Bu yardımlaşma, destek verme, iyilik yapma gibi deyimlerle tanımlayabileceğimiz döngünün değer yargısı, manevi değer, hatıra gibi taraflarını da vurgulamam gerek. Basit ve çok sıradan bir konu gibi görülebilir ama değil.

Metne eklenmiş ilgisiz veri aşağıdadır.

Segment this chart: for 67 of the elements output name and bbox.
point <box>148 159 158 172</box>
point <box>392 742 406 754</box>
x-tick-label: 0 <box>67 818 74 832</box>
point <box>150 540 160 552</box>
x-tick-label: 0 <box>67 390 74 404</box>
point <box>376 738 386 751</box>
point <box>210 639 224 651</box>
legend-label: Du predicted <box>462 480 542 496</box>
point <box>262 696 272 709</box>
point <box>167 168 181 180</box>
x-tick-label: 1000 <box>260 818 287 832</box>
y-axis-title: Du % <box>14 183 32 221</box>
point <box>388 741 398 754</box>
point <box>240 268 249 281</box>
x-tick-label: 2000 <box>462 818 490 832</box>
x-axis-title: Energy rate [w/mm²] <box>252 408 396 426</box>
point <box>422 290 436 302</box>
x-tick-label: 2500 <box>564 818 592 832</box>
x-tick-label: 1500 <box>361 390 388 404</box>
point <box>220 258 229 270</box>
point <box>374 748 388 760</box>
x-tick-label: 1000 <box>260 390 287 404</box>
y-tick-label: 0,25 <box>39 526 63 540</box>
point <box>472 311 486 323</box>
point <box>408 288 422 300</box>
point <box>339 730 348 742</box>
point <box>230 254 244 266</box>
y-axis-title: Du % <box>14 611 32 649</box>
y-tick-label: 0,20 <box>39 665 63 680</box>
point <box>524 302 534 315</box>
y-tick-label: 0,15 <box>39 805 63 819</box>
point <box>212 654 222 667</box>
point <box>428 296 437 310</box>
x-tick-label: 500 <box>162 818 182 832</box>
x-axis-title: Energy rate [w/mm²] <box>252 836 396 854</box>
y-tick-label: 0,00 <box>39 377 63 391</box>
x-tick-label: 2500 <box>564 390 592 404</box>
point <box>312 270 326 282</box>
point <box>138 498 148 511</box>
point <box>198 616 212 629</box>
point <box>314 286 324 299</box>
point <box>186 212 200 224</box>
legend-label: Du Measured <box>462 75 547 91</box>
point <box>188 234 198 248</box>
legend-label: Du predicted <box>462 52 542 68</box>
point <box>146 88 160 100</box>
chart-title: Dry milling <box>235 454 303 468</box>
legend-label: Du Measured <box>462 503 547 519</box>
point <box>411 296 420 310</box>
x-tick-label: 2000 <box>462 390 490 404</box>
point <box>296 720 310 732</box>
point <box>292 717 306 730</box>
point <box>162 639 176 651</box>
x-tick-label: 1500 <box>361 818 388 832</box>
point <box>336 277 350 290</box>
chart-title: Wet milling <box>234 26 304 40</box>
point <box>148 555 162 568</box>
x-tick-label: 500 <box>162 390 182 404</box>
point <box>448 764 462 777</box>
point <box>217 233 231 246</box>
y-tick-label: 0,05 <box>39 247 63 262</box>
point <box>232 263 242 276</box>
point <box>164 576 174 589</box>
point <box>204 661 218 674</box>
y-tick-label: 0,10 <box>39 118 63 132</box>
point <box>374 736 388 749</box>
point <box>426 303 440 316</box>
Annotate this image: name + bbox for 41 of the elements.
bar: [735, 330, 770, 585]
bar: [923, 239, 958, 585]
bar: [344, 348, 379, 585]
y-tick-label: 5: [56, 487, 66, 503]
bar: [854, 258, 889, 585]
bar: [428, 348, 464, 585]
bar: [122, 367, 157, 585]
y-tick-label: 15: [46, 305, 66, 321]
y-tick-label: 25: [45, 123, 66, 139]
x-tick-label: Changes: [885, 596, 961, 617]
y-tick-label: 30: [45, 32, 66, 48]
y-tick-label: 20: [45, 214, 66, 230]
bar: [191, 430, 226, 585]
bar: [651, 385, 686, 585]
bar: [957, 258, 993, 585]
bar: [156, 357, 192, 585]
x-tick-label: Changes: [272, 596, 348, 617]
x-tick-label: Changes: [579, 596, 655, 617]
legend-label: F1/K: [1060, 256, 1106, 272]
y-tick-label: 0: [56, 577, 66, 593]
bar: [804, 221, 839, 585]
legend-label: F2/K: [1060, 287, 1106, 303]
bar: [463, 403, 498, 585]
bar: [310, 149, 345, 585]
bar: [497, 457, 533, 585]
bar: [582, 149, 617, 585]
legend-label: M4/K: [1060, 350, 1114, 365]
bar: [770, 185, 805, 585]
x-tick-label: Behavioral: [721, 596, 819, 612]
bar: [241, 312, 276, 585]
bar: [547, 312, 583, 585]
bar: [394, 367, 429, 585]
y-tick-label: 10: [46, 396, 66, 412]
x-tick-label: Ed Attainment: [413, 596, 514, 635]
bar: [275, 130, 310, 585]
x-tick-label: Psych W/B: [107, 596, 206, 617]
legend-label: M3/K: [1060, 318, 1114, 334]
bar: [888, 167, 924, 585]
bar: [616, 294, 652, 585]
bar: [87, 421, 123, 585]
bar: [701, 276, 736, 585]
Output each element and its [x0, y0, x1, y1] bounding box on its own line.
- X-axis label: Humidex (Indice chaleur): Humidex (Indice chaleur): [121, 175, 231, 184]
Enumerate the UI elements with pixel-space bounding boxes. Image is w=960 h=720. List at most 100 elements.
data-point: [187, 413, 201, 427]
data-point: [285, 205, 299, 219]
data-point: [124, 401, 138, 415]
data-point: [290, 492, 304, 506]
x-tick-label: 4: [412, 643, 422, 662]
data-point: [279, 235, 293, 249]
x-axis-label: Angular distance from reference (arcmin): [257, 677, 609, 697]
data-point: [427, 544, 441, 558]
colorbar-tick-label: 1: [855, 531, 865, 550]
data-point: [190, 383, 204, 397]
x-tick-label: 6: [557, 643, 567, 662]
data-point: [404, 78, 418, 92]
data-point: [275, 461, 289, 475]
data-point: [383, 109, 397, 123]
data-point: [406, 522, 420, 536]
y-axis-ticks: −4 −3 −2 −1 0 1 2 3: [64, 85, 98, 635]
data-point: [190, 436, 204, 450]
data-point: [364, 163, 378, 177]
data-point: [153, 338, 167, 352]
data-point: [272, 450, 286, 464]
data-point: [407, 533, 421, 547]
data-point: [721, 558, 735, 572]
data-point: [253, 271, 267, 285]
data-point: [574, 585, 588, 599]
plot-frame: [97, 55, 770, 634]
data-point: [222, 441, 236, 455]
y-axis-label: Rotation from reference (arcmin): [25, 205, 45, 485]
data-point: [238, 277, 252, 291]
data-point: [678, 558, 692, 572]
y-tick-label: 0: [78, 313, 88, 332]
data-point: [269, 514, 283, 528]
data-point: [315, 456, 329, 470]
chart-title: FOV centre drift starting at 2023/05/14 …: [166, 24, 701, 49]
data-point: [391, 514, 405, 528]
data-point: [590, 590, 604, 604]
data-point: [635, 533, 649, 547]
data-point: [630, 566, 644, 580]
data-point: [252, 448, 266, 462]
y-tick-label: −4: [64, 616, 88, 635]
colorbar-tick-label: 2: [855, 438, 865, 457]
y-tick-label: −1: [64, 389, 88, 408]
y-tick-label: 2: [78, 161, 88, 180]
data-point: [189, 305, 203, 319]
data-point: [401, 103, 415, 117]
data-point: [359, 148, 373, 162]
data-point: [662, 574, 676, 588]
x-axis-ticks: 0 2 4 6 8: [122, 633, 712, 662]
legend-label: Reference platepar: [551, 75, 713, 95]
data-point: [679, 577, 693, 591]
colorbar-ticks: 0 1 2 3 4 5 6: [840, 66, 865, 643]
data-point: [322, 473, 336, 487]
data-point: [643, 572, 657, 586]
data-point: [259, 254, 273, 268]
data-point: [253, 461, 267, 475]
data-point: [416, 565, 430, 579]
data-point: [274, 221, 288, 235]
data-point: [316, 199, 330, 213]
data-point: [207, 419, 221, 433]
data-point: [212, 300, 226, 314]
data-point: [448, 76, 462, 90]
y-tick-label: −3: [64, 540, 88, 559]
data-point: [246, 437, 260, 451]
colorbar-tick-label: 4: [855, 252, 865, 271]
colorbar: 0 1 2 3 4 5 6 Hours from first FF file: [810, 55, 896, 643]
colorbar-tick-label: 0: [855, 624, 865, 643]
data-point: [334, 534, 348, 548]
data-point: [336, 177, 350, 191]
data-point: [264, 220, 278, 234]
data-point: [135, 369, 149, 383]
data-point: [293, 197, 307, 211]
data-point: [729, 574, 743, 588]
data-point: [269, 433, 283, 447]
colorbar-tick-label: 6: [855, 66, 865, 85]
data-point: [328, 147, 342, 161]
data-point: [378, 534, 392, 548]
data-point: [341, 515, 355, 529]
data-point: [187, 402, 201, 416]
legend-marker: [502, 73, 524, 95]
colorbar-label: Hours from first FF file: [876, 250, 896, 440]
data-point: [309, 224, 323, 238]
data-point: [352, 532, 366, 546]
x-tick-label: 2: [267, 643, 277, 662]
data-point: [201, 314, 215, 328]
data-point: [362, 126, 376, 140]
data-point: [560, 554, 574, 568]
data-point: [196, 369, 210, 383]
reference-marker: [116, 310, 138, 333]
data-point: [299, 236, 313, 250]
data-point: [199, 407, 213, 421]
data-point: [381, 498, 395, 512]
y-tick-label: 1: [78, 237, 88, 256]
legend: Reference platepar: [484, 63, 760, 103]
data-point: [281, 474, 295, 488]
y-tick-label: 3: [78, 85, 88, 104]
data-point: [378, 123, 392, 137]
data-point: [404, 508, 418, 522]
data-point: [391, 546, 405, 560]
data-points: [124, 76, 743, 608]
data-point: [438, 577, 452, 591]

Komşunuzdan aldığınız bir penseyi iade etmeyip sonradan da kaybetti iseniz, ne olacak altı üstü bir pense, kullanılmış, eskimiş bir şeydi diyemezsiniz, o pense belki de komşunuzun bu dünyayı terk eden babasıyla tamiratlar yaptığı, ortak anılarda yeri olan, maddi değeri 3-5 lira manevi değeri paha biçilmez olabilir.

Mesele ne kitap, ne pense, ne kova ne de merdiven, mesele insanın yaşayarak, tecrübe edinerek değişimine sebep olduğunuz iyi huyları. Atınızla seyahat ederken, dolaşırken, çok yorgun ve güçsüz bir ihtiyarı gel sen ata bin ben sağlıklı ve zindeyim yürürüm diyebilmek, yaşanmışlıklarla, elde edilen negatif ya da pozitif deneyimlerle, tecrübelerle alakalı. Kafanızdan, düşüncelerinizden, onlarca, binlerce anınız, deneyimleriniz geldi geçti, anlıyorum, sabırlı olmak ve şans vermek, iyilik için, destek için, denemekten vazgeçmemek en iyisi diyelim.